Monumentale kerken in Utrecht moeten nu zelf de broek ophouden
Monumentale kerken in Utrecht krijgen vanaf volgend jaar geen gemeentesubsidie meer. Ze kunnen alleen nog bij de gemeente aankloppen om geld te lenen voor restauraties. Onderhoud moeten ze zelf betalen.
Dat heeft het nieuwe college van VVD, SP, D66 en GroenLinks besloten. De coalitie wil zorgen dat kerken die zijn uitgeroepen tot gemeentemonument niet langer een streepje voor hebben op andere monumentale panden. Van die panden verwacht de gemeente al langer dat ze zichzelf bedruipen. De afgelopen jaren maakten 27 van de 37 van de kerken gebruik van de subsidieregeling. Gemiddeld kregen ze jaarlijks ruim 7400 euro.
De subsidiestop geldt voor godshuizen die nog in gebruik zijn, zoals de Nieuwe Kerk en de Dominicuskerk, maar ook voor kerken die zijn herbestemd. De meeste kerken, waaronder blikvangers als de Domkerk, ontspringen de dans. Zij vallen als rijksmonument onder de verantwoordelijkheid van Den Haag.
Alleen nog welkom voor restauraties
Om de pijn enigszins te verlichten, wil de gemeente een half miljoen euro extra in een restauratiefonds steken. Daar kunnen kerkbeheerders tegen een lage rente leningen van maximaal 250 duizend euro afsluiten. De leningen zijn alleen bedoeld voor restauraties, niet voor onderhoud.
Het besluit valt verkeerd bij de fracties van ChristenUnie, CDA en de lokale partij Stadsbelang Utrecht. Zij gaan een amendement indienen, al hebben ze nog niet genoeg stemmen voor een raadsmeerderheid.

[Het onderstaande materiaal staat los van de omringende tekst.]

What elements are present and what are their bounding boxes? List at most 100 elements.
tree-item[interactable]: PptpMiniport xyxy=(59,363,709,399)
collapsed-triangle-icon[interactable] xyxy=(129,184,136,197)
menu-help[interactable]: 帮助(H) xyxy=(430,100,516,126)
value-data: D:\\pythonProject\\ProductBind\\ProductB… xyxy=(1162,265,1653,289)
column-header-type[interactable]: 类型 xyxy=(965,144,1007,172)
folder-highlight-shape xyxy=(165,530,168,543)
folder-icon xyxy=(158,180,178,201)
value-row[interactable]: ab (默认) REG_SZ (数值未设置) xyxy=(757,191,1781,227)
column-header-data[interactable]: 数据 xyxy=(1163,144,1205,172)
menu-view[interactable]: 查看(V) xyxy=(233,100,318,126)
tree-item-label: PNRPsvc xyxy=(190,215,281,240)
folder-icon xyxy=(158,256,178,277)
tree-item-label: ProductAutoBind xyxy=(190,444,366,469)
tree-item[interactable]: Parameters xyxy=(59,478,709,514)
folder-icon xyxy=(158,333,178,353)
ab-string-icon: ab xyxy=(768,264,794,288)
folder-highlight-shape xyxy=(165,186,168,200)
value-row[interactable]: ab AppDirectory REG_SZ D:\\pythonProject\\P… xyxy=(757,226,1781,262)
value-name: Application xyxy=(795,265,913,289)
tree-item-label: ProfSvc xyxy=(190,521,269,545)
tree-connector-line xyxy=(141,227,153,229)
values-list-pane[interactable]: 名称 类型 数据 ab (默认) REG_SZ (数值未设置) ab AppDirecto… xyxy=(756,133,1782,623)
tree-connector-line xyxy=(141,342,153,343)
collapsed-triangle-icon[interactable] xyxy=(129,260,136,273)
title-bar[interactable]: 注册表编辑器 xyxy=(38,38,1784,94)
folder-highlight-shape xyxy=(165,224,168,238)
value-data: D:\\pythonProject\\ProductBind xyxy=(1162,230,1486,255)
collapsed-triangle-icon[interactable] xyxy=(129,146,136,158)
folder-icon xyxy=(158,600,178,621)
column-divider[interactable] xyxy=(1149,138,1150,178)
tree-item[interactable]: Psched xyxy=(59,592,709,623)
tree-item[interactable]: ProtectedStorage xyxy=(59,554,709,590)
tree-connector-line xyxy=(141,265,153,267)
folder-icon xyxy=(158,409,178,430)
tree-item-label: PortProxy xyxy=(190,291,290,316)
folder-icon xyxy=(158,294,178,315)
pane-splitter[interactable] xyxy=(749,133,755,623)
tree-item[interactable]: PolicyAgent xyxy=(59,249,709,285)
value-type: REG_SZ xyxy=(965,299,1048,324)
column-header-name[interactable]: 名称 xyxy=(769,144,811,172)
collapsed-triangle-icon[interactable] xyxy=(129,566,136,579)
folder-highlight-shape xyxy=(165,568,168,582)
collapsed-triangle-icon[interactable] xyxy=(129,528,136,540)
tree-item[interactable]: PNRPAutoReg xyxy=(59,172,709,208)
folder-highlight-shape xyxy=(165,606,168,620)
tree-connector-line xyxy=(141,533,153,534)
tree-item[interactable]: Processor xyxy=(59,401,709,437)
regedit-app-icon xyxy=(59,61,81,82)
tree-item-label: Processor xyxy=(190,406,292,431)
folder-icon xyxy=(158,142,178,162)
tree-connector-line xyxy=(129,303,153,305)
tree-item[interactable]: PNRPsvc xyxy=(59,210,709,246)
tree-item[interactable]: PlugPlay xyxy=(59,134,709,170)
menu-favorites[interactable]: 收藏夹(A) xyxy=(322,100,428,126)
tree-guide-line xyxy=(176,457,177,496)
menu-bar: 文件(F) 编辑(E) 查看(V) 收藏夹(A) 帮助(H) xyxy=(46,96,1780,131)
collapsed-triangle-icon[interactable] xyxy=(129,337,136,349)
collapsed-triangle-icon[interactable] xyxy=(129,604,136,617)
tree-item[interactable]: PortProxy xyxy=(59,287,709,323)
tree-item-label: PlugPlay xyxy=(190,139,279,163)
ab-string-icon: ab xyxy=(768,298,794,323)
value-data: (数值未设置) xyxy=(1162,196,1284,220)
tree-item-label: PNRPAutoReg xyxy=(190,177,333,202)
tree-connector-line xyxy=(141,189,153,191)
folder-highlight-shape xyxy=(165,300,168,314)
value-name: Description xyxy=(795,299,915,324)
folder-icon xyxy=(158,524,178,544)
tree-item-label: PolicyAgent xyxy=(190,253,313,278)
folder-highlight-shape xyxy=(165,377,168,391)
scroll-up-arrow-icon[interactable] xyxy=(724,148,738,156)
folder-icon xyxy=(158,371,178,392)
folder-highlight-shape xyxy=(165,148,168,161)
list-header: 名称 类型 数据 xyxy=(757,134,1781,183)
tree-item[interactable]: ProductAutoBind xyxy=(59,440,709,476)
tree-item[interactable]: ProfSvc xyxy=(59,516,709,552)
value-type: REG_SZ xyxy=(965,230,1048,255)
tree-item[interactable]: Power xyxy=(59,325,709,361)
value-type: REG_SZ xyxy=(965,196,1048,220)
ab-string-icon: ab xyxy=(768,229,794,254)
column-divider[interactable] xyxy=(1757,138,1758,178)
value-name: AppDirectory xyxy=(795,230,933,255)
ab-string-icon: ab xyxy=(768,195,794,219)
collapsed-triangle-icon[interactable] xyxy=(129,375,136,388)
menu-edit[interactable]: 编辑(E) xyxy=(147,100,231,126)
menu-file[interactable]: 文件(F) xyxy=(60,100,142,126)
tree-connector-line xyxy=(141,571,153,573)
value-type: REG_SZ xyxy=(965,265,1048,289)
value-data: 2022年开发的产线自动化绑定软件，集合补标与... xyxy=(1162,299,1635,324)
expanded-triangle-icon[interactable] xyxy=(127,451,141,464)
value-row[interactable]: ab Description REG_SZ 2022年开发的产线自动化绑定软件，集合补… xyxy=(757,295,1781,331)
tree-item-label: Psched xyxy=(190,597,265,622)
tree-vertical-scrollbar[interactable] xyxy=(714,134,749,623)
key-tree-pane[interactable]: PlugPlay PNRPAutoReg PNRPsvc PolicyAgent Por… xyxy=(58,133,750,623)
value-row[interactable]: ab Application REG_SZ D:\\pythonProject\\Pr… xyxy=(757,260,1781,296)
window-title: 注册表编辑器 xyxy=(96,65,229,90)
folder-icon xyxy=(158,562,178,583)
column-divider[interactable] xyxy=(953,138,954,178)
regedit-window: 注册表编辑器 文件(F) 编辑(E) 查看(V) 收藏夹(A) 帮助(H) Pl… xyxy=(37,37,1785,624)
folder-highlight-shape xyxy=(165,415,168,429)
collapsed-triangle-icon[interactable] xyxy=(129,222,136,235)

ChristenUnie-fractielid Jolande Uringa noemt de keuze om kerken net zo te behandelen als andere monumenten naïef.
"De meeste monumenten zijn in privébeheer", weet Uringa. "Kerken hebben veel meer moeite om zichzelf te bedruipen. Ze hebben duidelijk een publieke functie: ze worden gebruikt voor concerten, door de universiteit en ga zo maar door. Heel vreemd dus dat de gemeente ze plotseling in de kou zet."